RhymesWithOrange · 29/08/2023 09:50

Yes, and PCSOs were supposed to deal with minor stuff and support police officers. Surely they could deal with shoplifting?

LadyMuckingabout · 29/08/2023 15:54

There are some bizarre and unfortunate views on here. Saying the shops are to blame?! By that logic women are responsible for any attack on them as they shouldn’t have been out after dark, tempting men who can’t help themselves.

I guess one problem is that many people and particularly kids simply do not care about breaking the law. And when there is little regard for authority and scant chance of being caught or punished then it becomes a free for all.

Poverty as an excuse is crap. No one is stealing basic foodstuffs. It’s attitude. I always wonder if thieves are bothered if someone robs them…

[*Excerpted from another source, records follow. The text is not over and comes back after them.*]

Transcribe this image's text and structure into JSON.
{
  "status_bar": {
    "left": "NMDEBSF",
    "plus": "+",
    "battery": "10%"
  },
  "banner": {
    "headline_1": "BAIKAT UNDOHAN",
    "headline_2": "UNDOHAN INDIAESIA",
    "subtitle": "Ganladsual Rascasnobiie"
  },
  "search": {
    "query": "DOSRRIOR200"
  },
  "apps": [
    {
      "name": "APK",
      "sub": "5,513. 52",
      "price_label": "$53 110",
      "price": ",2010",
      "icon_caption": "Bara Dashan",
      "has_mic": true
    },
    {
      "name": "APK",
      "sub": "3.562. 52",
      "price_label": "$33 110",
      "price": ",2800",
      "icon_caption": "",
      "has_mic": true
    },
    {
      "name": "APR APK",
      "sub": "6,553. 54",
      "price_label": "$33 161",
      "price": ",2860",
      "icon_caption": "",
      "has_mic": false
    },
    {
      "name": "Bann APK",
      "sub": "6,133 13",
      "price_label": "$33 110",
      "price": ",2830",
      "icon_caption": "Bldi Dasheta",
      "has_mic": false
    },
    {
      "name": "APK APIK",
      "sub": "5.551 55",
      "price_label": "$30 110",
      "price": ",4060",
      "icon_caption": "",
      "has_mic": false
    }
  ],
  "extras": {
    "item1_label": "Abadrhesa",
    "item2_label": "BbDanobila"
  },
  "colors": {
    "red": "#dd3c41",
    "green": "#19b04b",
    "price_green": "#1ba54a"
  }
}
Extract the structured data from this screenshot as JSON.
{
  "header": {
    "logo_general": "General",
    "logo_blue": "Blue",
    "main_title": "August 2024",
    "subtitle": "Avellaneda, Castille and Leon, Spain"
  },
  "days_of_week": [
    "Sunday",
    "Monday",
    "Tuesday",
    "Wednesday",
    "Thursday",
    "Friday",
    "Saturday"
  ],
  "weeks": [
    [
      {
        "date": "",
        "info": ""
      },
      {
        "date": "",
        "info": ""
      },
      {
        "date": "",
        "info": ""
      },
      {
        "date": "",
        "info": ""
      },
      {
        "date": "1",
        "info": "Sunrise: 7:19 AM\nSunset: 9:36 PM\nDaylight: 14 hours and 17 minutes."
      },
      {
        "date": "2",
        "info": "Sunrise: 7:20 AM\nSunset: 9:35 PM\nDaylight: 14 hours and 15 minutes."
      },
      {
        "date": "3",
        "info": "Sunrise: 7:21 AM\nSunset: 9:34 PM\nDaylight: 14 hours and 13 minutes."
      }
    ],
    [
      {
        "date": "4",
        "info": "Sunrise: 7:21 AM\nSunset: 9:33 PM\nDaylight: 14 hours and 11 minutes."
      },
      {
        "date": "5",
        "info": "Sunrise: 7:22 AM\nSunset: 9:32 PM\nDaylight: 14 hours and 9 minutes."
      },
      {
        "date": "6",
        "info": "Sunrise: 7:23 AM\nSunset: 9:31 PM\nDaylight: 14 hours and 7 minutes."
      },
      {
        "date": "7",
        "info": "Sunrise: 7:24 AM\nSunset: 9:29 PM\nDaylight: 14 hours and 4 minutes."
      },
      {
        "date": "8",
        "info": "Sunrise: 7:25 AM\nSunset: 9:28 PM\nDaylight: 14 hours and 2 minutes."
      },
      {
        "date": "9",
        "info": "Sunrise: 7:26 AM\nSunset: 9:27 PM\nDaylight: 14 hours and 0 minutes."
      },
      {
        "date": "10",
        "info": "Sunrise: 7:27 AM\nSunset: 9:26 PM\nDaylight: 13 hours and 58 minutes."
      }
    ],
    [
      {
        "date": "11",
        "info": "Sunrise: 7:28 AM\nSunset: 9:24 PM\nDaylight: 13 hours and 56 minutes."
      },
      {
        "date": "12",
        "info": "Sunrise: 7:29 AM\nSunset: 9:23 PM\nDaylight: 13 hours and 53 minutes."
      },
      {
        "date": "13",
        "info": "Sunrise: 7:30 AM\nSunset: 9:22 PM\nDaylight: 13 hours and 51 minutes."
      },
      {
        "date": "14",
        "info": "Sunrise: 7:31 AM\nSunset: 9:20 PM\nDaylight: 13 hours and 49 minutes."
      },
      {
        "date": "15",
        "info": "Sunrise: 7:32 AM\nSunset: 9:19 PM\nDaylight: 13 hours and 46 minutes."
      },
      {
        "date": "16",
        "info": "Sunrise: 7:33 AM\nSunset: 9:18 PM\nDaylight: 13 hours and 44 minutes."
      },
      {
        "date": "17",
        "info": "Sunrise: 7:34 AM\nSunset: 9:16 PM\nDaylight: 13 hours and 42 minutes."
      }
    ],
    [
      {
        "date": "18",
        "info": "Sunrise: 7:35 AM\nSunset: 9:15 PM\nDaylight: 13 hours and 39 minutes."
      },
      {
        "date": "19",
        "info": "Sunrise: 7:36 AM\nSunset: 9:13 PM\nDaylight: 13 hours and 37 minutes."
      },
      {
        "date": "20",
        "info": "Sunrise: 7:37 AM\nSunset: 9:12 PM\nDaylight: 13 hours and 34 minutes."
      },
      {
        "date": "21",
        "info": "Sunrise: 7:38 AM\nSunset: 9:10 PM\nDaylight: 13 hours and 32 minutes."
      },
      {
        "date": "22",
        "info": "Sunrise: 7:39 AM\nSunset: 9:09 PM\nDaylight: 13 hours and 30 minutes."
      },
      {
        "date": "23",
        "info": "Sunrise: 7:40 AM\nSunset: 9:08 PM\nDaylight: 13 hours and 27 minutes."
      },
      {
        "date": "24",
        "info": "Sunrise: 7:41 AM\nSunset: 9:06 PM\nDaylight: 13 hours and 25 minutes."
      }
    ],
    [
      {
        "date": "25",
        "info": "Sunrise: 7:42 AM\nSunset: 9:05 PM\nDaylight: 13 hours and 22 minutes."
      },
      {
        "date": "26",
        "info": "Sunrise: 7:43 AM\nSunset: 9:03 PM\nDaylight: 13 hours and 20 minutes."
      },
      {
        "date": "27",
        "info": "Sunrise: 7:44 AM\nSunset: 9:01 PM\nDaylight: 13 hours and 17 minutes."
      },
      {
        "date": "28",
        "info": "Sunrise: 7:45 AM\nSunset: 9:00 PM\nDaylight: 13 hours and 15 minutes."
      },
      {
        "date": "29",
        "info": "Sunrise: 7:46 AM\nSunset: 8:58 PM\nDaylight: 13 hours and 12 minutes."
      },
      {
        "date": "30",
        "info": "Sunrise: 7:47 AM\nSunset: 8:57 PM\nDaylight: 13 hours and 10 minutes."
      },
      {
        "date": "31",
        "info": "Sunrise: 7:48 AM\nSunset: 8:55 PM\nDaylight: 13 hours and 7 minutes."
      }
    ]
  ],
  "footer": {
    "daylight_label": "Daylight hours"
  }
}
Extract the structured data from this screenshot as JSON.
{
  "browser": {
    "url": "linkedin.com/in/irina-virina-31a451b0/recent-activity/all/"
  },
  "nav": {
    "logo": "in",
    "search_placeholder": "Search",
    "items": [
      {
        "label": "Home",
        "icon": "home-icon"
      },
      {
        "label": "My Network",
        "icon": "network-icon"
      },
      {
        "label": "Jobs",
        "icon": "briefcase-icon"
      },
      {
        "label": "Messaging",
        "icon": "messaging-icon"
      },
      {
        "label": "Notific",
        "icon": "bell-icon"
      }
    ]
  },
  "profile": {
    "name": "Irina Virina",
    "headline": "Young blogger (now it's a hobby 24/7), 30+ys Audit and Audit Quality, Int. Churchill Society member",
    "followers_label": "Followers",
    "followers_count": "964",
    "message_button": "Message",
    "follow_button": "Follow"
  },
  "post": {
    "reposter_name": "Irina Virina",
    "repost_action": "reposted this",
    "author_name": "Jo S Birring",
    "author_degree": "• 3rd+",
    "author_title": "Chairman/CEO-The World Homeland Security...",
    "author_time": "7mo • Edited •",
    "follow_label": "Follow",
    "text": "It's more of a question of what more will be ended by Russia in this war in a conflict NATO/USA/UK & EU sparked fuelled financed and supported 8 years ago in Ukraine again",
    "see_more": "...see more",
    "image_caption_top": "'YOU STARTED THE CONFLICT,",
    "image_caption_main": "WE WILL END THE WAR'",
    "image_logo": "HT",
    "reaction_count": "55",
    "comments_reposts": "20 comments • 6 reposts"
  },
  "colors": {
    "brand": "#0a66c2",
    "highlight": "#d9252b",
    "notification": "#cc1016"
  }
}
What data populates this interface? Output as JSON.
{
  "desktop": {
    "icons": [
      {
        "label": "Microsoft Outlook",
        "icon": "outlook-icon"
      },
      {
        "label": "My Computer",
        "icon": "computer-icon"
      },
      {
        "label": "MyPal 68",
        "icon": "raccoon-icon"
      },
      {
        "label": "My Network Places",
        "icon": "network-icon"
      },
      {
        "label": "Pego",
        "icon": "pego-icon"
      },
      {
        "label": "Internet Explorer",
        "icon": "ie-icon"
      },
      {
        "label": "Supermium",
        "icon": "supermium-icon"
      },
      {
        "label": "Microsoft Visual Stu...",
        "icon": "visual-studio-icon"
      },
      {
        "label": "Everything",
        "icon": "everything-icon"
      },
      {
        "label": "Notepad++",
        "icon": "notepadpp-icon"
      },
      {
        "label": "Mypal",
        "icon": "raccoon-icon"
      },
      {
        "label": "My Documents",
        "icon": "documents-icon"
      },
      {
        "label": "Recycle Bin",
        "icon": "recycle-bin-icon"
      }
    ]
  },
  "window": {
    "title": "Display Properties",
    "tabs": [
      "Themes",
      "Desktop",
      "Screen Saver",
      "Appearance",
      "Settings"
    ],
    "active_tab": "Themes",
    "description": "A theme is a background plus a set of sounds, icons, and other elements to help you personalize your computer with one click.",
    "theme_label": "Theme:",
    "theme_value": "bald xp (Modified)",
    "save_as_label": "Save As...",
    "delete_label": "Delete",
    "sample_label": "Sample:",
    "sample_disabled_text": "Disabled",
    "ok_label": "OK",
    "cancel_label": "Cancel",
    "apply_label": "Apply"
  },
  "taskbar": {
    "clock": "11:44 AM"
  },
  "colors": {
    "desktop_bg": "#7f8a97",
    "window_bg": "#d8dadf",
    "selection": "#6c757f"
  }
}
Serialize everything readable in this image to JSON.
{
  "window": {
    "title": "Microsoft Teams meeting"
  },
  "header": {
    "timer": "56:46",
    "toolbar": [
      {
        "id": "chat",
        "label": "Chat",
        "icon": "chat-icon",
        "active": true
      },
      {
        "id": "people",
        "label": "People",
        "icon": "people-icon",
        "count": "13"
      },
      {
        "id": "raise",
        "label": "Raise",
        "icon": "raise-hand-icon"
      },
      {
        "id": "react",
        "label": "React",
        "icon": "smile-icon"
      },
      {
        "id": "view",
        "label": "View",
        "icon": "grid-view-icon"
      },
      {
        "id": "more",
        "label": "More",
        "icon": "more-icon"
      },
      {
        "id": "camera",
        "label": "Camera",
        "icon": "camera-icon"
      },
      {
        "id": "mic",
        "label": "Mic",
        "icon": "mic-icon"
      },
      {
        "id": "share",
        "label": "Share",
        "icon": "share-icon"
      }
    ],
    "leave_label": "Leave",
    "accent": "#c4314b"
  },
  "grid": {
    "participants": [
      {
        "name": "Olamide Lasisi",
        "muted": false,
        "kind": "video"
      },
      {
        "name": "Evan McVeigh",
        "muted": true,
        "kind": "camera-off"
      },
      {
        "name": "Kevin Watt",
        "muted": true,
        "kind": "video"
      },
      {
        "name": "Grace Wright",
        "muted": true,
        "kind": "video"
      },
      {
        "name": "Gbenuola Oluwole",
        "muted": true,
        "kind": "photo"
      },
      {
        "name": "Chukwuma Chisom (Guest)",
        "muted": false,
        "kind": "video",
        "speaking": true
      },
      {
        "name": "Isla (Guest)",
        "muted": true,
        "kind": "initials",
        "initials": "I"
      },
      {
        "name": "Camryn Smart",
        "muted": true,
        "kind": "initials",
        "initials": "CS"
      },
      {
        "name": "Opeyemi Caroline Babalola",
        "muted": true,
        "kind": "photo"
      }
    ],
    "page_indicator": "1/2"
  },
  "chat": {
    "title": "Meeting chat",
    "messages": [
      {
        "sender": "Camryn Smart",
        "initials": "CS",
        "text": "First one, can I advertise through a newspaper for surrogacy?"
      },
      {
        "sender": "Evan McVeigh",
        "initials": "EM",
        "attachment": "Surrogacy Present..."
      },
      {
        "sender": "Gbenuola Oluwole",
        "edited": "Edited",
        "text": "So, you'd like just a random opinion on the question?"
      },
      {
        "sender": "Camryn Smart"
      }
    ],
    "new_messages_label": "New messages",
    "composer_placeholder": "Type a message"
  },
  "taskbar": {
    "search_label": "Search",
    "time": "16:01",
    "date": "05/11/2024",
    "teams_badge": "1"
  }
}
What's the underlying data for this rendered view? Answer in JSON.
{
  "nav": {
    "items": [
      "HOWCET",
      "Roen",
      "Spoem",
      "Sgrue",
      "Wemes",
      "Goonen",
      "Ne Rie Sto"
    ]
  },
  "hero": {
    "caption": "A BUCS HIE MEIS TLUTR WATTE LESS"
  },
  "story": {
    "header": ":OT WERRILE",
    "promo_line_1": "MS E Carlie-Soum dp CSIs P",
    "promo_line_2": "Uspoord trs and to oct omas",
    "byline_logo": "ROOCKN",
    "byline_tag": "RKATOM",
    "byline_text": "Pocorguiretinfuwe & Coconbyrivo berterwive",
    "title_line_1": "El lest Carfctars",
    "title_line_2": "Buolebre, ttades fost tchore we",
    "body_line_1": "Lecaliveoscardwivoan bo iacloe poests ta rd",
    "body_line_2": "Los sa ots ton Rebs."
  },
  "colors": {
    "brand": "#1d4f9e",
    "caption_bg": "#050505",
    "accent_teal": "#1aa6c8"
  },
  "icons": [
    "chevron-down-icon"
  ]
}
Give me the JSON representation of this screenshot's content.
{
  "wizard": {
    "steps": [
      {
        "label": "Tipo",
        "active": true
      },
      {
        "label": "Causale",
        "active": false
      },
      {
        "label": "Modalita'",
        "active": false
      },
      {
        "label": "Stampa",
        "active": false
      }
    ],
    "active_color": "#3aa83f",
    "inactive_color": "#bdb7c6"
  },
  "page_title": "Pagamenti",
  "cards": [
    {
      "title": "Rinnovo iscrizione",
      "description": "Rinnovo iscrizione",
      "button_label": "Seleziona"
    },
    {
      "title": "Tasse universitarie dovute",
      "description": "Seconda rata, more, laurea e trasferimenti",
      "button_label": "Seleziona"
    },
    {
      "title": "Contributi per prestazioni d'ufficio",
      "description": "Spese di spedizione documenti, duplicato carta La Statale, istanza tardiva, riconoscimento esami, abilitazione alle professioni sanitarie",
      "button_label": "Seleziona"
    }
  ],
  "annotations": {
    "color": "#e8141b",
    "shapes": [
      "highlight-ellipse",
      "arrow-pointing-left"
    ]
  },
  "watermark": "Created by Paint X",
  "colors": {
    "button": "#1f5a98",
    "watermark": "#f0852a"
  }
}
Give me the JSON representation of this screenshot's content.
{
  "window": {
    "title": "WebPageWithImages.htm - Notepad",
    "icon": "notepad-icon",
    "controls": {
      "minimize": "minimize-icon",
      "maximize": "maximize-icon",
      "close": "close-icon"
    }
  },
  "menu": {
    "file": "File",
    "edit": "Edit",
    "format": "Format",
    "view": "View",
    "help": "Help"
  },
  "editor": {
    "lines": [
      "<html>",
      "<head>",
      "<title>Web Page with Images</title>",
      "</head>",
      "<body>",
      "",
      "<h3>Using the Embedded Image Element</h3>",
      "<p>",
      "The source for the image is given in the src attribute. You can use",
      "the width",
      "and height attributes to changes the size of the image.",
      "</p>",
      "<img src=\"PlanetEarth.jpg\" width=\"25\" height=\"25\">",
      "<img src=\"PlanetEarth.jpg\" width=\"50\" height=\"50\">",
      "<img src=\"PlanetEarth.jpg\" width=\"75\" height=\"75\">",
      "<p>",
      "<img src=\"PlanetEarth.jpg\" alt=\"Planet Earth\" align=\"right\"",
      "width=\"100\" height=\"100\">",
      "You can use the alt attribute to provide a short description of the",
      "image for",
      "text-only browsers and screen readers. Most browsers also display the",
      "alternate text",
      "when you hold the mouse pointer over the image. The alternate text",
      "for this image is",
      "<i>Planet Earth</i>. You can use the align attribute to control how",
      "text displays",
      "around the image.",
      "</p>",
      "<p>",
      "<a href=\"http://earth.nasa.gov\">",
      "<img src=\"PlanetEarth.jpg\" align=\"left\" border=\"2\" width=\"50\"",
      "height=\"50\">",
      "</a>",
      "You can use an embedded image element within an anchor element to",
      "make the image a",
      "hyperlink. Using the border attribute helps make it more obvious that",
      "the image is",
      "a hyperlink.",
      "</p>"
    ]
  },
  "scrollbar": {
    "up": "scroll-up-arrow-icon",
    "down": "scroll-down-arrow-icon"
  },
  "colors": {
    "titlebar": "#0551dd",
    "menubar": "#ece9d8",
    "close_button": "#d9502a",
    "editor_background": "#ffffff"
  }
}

Felix125 · 29/08/2023 18:32

manontroppo
But someone is going to have to attend the person standing on the bridge threatening to jump. Someone is going to have to close the roads. Someone is going to have to close the bridge. Social services can't/won't do this.

Missing children are often medium to high risk - as they are vulnerable to exploitation or sexual crime or becoming involved in other crime etc. Social services don't have any powers to search for them (searching houses etc). And each occasion has to be risk assessed which takes about an hour of form completing to do. So every time you return them and they go missing 15 minutes later - you have to start again.

SOCO for shoplifting - if you're going to deal with the theft properly you need to consider this. Even if it has been captured on CCTV, all the suspect has to say in interview is 'that's not me' or 'no reply'. You will then have to prove they were in the shop.

Handing things to the back office staff - If you're the OIC, its down to you to investigate the crime and put the case file together. The back office staff will not know the ins & outs of the case to put such an investigation or case file together. Even if you tried to do it, the OIC would have to document everything in a 'handover' to the back office staff - so the OIC may as well complete the file. For example - redacting all the BWV - the back office staff will not know what needs to be redacted out or not as they have not been part of the enquiries.

Also - we don't have back office staff set aside to help police like this. You may have someone on you're shift who is office bound (injured, pregnant etc) but you can't rely on this happening all the time.